Teaching Disciplines

Attention

It is not unusual for young children with Spina Bifida and Hydrocephalus to be easily distracted. They seem hyperactive and are often referred to as having 'poor concentration'. As they become older, they are more inclined to demonstrate reduced alertness and arousal, thereby gaining a reputation for passivity, laziness and/or a lack of interest and motivation. For many, it is difficult to sustain attention for the time that a task might require.

Some students struggle to identify the most salient aspect of a task, and when there is no obvious objective for them to focus on, their concentration will lapse. Tiredness, difficulty with understanding, or the child's attempts to block out general classroom or school noise can also result in a student seeming inattentive or restless.

The student with Spina Bifida and Hydrocephalus will often:

  • Benefit from one on one teaching; single activities; sitting close to the front, near the teacher and away from the flow of activity.
  • Find the interspacing of high demand work periods with more relaxing activities easier to handle.
  • Be helped by reminders of where their focus should be.
  • Learn to communicate more effectively if redirected when their conversation wanders or becomes repetitive
  • Better attend to subject matter that they perceive to be of interest or relevance.
  • Respond well to some form of explanation about the problematic nature of her/his behaviour. It is possible that they do not properly understand what it means to concentrate, focus, pay attention etc. Furthermore, such terms may hold negative connotations for the student if they have learned to associate them with reprimand.
  • Appreciate some help in learning to recognise a lapse in concentration. This may involve a quiet word or a secret signal.

Perceptual and Motor Ability

Most students with Spina Bifida and Hydrocephalus have problems with perceptual and motor ability. Perceptual problems include understanding pictures (particularly detailed and photocopied illustrations), discerning between different shapes, recognising and reproducing symbols, figure/ground discrimination, and spatial judgements (ie size, space, distance and direction, and concepts including up/down, over/under, in/out, above/below etc).

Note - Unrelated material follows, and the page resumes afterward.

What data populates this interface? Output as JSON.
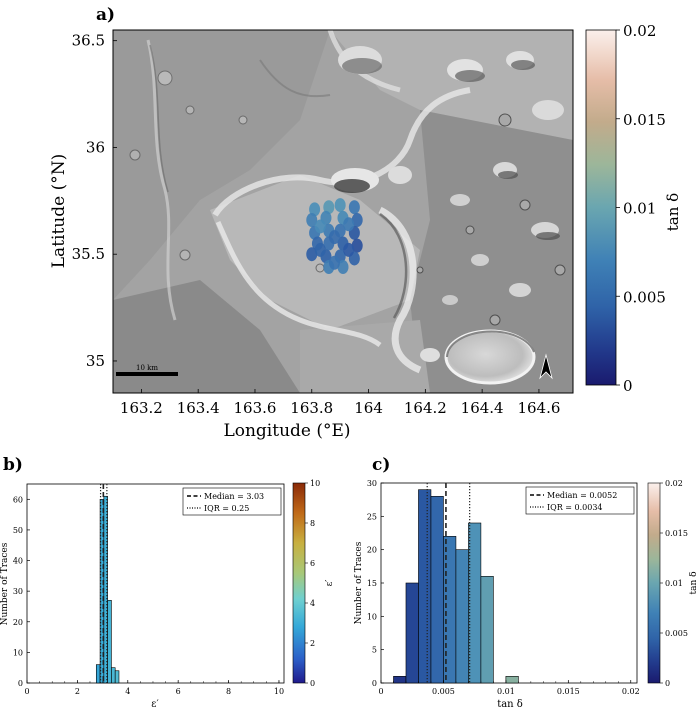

Motor problems involve impaired dexterity of the hands and arms and cause the student to have difficulty with pens, pencils, rulers, scissors and other manipulative equipment. Left and mixed handedness is more common, and students show a tendency toward delay in choosing a dominant hand.

Impaired perceptual and motor ability results in clumsiness and slow and untidy handwriting is also common. This is often a source of distress for the student, particularly if they notice that peers seem to manage. The student may fall behind in work and find it difficult to complete written tasks in a given time. One possible solution may be the introduction of a keyboard.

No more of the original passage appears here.